- Perungudi, Tiruchirapalli Location in Tamil Nadu, India
- Coordinates: 10°49′25″N 78°38′15″E﻿ / ﻿10.823648°N 78.63739°E
- Country: India
- State: Tamil Nadu
- District: Tiruchirappalli
- Elevation: 77 m (253 ft)

Languages
- • Official: Tamil
- Time zone: UTC+5:30 (IST)

= Perungudi, Tiruchirappalli =

Perungudi is a village in Andanallur Taluk in the Tiruchirappalli District of the Indian state of Tamil Nadu. A part of Malliyampathu Panchayath, it is located 7 kilometers west of district headquarters and 9 kilometers from Andanallur.

==Language==
The local language of the town is Tamil.

==Transport==
Tiruchirappalli Fort Railway Station, and Tiruchirappalli Railway Station are nearby.

==Education==
- Cauvery College Of Engineering And Technology
- Kamatchi Polytechnic College

==Schools near Perungudi==
- Bharathy High School
- S.S.M.S, Arumbugal Nagar
- St. Gabriels M.s
- GHS, Thiruchendurai

==Temple==
2 km from Somarasampettai is a temple connected with the Kumara Vayalur Murugan temple that is a monument of Sundara Chola and Adithya II periods.

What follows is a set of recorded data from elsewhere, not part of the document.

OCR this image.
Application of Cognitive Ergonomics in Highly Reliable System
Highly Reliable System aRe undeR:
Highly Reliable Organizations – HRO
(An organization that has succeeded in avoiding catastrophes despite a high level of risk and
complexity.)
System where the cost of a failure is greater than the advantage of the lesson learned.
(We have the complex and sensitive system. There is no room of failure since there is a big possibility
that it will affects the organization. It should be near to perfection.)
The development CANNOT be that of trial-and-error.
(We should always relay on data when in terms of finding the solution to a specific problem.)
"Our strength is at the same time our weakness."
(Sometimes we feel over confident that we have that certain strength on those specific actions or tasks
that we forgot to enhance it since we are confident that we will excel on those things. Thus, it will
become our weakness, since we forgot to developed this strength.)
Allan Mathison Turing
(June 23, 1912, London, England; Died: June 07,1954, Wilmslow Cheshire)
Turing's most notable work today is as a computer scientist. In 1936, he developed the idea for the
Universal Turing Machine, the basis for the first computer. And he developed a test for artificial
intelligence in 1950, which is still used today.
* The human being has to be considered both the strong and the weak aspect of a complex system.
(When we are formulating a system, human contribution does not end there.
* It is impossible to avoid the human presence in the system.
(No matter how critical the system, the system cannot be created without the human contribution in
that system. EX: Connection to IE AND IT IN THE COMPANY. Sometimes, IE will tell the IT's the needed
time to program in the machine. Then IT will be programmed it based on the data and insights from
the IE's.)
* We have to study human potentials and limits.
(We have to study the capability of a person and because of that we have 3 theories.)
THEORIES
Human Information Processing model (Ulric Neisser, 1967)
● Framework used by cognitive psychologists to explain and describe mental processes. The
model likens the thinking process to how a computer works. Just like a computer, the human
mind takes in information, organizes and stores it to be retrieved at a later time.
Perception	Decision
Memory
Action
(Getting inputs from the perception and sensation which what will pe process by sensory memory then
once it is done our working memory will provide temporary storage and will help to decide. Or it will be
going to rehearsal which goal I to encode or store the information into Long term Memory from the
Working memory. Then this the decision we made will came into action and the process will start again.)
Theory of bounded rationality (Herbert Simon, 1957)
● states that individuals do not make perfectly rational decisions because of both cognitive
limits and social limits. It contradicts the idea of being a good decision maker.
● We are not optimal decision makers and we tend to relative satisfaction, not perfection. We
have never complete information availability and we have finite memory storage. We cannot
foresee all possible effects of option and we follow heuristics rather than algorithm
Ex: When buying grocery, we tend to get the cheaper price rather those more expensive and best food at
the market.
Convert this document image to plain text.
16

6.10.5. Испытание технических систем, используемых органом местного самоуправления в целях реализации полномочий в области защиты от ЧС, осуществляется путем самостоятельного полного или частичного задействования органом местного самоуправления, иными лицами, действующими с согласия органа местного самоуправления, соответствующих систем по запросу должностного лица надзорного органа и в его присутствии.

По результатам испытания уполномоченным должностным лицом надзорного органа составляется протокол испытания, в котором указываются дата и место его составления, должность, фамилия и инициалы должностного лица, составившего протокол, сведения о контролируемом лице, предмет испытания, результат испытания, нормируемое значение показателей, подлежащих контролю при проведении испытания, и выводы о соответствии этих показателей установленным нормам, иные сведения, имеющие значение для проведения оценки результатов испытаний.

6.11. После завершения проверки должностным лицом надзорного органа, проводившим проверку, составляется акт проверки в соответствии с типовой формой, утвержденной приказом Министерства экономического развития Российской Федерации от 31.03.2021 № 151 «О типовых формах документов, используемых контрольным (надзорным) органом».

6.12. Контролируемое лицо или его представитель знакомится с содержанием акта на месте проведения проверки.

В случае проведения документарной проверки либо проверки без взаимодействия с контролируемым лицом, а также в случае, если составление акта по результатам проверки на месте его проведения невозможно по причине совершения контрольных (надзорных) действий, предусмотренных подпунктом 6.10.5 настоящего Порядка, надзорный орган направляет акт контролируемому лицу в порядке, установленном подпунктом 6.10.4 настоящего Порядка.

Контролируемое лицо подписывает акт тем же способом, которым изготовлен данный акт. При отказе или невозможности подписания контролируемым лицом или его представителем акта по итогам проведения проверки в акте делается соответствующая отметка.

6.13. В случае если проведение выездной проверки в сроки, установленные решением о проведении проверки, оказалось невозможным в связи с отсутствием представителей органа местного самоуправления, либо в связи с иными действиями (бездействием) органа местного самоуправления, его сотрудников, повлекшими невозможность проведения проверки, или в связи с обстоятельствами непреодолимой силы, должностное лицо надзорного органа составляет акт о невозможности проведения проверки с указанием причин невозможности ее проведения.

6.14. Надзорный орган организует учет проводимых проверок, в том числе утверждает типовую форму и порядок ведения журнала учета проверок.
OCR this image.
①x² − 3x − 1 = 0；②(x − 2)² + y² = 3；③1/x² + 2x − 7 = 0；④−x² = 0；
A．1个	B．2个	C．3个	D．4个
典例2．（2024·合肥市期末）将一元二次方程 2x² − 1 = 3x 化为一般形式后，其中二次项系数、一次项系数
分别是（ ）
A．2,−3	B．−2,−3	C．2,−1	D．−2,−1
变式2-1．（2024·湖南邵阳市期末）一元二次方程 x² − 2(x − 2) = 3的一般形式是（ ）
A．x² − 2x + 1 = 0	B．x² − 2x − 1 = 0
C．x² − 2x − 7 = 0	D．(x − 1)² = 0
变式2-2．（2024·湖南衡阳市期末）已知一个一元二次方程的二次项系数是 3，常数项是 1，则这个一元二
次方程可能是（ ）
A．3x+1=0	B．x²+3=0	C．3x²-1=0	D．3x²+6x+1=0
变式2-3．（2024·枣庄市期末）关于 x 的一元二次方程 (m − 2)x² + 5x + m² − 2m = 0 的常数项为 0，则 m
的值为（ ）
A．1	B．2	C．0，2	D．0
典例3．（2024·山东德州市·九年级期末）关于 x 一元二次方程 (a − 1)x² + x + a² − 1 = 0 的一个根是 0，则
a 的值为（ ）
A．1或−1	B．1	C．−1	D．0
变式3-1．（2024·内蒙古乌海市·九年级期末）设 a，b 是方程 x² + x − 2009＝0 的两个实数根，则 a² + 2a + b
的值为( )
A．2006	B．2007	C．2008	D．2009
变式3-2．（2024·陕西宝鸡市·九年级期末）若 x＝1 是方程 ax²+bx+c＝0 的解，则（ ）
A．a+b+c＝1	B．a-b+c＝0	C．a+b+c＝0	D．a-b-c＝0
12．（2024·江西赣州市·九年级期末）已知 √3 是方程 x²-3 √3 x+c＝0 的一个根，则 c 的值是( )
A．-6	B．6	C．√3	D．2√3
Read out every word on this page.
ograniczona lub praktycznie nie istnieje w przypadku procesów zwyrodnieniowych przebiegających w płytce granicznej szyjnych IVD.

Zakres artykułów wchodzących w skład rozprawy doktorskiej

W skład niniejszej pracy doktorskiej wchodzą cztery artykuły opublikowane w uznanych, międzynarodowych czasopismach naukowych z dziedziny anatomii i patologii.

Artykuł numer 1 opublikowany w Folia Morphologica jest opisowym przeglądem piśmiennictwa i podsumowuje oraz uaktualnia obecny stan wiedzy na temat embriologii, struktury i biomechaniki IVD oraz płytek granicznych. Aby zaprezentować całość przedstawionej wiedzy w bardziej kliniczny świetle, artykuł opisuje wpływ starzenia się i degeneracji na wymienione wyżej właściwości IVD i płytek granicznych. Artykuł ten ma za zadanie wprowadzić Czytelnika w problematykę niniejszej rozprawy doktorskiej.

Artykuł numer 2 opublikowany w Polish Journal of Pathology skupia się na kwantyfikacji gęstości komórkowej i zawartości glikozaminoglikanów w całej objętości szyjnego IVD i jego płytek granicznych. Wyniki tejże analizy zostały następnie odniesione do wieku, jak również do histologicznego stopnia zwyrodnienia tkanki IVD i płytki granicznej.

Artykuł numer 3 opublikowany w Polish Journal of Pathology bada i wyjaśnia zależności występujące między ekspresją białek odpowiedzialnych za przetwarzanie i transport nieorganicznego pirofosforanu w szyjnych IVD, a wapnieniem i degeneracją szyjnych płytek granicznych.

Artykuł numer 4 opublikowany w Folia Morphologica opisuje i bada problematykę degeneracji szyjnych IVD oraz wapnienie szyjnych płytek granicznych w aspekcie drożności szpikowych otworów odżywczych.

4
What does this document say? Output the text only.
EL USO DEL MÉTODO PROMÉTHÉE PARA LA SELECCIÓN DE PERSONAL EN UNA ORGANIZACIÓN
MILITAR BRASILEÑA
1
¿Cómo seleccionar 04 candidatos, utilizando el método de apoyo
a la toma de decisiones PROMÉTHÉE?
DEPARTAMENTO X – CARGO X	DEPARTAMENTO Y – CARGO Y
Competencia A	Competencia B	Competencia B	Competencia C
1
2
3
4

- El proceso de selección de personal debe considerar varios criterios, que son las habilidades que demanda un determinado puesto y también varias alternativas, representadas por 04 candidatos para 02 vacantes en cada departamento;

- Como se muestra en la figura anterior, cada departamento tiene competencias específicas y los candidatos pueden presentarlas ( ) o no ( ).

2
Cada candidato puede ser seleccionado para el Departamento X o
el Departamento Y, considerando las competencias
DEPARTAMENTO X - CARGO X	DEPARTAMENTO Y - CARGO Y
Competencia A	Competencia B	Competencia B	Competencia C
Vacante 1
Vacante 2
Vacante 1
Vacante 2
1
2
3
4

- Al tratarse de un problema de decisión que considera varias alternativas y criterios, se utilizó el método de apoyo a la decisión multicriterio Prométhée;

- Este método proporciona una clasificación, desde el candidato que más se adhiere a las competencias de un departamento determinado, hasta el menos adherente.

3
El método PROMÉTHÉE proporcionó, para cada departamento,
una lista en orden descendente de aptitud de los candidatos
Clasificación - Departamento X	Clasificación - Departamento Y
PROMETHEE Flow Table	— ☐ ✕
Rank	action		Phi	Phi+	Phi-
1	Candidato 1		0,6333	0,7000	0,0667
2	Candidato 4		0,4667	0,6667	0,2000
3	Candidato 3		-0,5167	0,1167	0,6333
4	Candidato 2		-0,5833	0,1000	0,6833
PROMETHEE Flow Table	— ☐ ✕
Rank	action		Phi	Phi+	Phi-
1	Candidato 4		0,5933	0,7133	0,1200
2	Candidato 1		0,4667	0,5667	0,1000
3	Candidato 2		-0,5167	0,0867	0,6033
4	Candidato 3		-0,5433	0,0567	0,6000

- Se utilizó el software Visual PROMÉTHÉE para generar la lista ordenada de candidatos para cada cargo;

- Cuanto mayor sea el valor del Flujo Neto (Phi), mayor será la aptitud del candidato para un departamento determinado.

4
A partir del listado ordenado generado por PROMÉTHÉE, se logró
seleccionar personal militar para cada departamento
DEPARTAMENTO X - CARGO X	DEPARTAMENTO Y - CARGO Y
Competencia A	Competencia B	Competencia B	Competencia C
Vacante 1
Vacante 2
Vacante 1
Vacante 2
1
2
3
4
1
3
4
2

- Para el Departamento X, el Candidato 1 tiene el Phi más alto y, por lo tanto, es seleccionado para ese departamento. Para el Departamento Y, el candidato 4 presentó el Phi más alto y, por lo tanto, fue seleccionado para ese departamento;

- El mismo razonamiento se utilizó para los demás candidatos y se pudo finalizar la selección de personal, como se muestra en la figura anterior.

Balasubramaniar is presented with a face and four hands along with Devayani in standing posture. Idols have been discovered in various places inside the temple. At one location Saneeswaran faces Murugan. In another the Shiva statue named Agastheeswarar is tilted, allegedly because Lord Shiva, while accepting a gift from a handicapped woman (as a token of love), had to bend sideways to receive it. The temple was dated to 969 A.D. In another spot the Vishnu statue is just outside Shiva Sannidi.